3. Open `http://<your-vps-ip>:8888` (or map another public port in `docker-compose.yml`).

4. Log in with `WEB_UI_PASSWORD`. After login:

- Enter one or more URLs and target channel
- Optionally enable tag mode/video mode
- Send plain text by checking **Post text only**
- Optionally provide a thread id (`--thread-id`) for text replies/comments

Notes:

- The channel list is pulled from the existing bot `CHANNELS` mapping (`src/grabber/core/settings.py`).
- Entity list comes from `QUERY_MAPPING`.
- API routes are exposed under `/api/*` and proxied by the UI.

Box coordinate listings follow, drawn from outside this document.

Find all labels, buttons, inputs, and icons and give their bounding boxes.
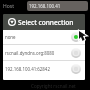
staticText: Host: [3, 3, 14, 10]
button[interactable]: 192.168.100.41:62842: [3, 61, 85, 77]
button[interactable]: rscnail.dyndns.org:8080: [3, 45, 85, 60]
other: Info: [8, 18, 16, 26]
staticText: 192.168.100.41: [29, 3, 61, 9]
staticText: Copyright rscnail.net: [31, 83, 76, 89]
button[interactable]: none: [3, 30, 85, 44]
staticText: rscnail.dyndns.org:8080: [5, 50, 71, 56]
staticText: Select connection: [18, 18, 74, 27]
staticText: none: [5, 34, 71, 40]
other: Pointer: [79, 31, 86, 41]
staticText: 192.168.100.41:62842: [5, 66, 71, 72]
button[interactable]: 192.168.100.41: [27, 1, 88, 11]
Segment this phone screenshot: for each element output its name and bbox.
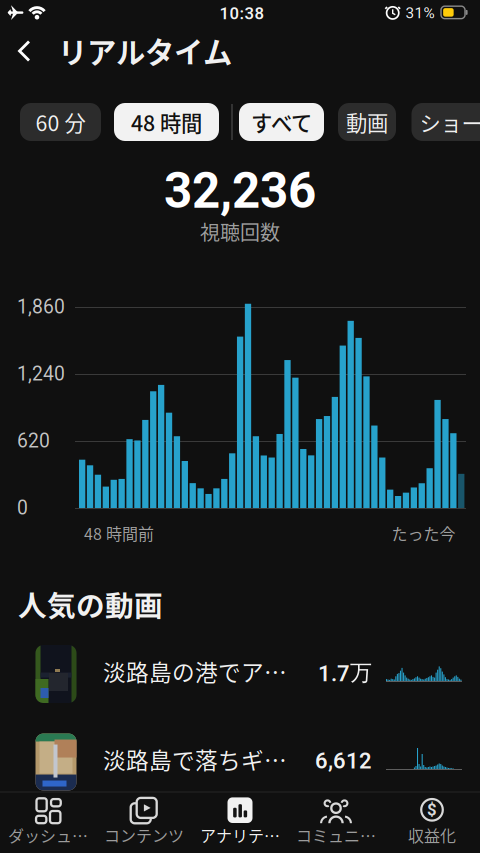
button[interactable]: $ — [384, 794, 480, 852]
staticText: 収益化 — [408, 823, 456, 847]
staticText: 動画 — [346, 107, 388, 138]
button[interactable]: すべて — [239, 103, 324, 141]
staticText: 48 時間前 — [84, 521, 154, 545]
staticText: 60 分 — [36, 107, 86, 138]
staticText: コミュニ… — [296, 823, 376, 847]
button[interactable]: コミュニ… — [288, 794, 384, 852]
staticText: ダッシュ… — [8, 823, 88, 847]
staticText: 48 時間 — [131, 107, 202, 138]
staticText: 1,860 — [17, 296, 65, 318]
button[interactable]: 動画 — [338, 103, 396, 141]
button[interactable]: アナリテ… — [192, 794, 288, 852]
button[interactable]: 淡路島の港でア… — [20, 635, 462, 713]
staticText: たった今 — [392, 521, 456, 545]
button[interactable]: 48 時間 — [114, 103, 219, 141]
button[interactable]: コンテンツ — [96, 794, 192, 852]
staticText: 1.7万 — [318, 659, 372, 687]
staticText: 視聴回数 — [200, 217, 280, 246]
staticText: リアルタイム — [58, 29, 232, 72]
staticText: 31% — [406, 4, 434, 22]
staticText: 0 — [17, 497, 28, 519]
staticText: 10:38 — [220, 4, 264, 23]
staticText: 人気の動画 — [18, 583, 163, 625]
staticText: 32,236 — [164, 162, 316, 220]
staticText: ショート — [420, 107, 480, 138]
staticText: 620 — [17, 430, 50, 452]
staticText: アナリテ… — [200, 823, 280, 847]
button[interactable]: ショート — [412, 103, 480, 141]
staticText: 1,240 — [17, 363, 65, 385]
staticText: 淡路島で落ちギ… — [103, 743, 287, 775]
staticText: 淡路島の港でア… — [103, 655, 287, 687]
button[interactable]: 淡路島で落ちギ… — [20, 723, 462, 801]
button[interactable]: 60 分 — [20, 103, 101, 141]
button[interactable]: Back — [2, 30, 46, 72]
staticText: 6,612 — [315, 748, 372, 774]
staticText: $ — [427, 800, 437, 820]
button[interactable]: ダッシュ… — [0, 794, 96, 852]
staticText: コンテンツ — [104, 823, 184, 847]
staticText: すべて — [251, 107, 312, 138]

## Pornhub Video-to-Channel

Single-video Pornhub URLs are supported for direct Telegram delivery.

### Requirements

- A target channel is mandatory (`--channel` in CLI or bot channel picker).
- `yt_dlp` must be available in the runtime environment.
- `PORNHUB_COOKIES_FILE_PATH` must point to a valid Netscape-format cookies file.

Add to `.env`:

```bash
PORNHUB_COOKIES_FILE_PATH=/absolute/path/to/pornhub_cookies.txt
```

### Supported Pornhub hosts

- `pornhub.com`
- `www.pornhub.com`
- `m.pornhub.com`

### CLI example

```bash
uv run grabber \
  --publish \
  --channel -1003835153909 \
  --sources "https://www.pornhub.com/view_video.php?viewkey=ph5abc123"
```

Note: CLI `--channel` must be a Telegram username/ID (for example `@channel_name` or `-100...`), not the interactive bot display label.

### Delivery behavior

- Chooses the best format expected to fit Telegram Bot API upload limits (`<= 50MB`).
- If the selected media is oversized, it sends a link message fallback to the channel.
- If `--channel` is missing, Pornhub execution fails fast with an explicit error.
- If `PORNHUB_COOKIES_FILE_PATH` is missing/invalid, execution fails fast.
- Checkpoint dedupe is applied, and successful sends are committed.

## Troubleshooting

- `PORNHUB_COOKIES_FILE_PATH is required...`
  - Set `PORNHUB_COOKIES_FILE_PATH` in `.env`.
- `...does not exist or is not a file`
  - Fix the path and permissions for the cookies file.
- `yt_dlp is required to process Pornhub sources`
  - Install dependencies in the same runtime where `grabber` executes.
- `ERROR: [PornHub] ... Unable to extract title`
  - The adapter now auto-falls back to HTML media parsing when `yt_dlp` metadata extraction fails.
  - If it still fails, refresh/export cookies again and update `yt-dlp` in your runtime.
- Oversized media warnings
  - Expected behavior; the source falls back to link delivery.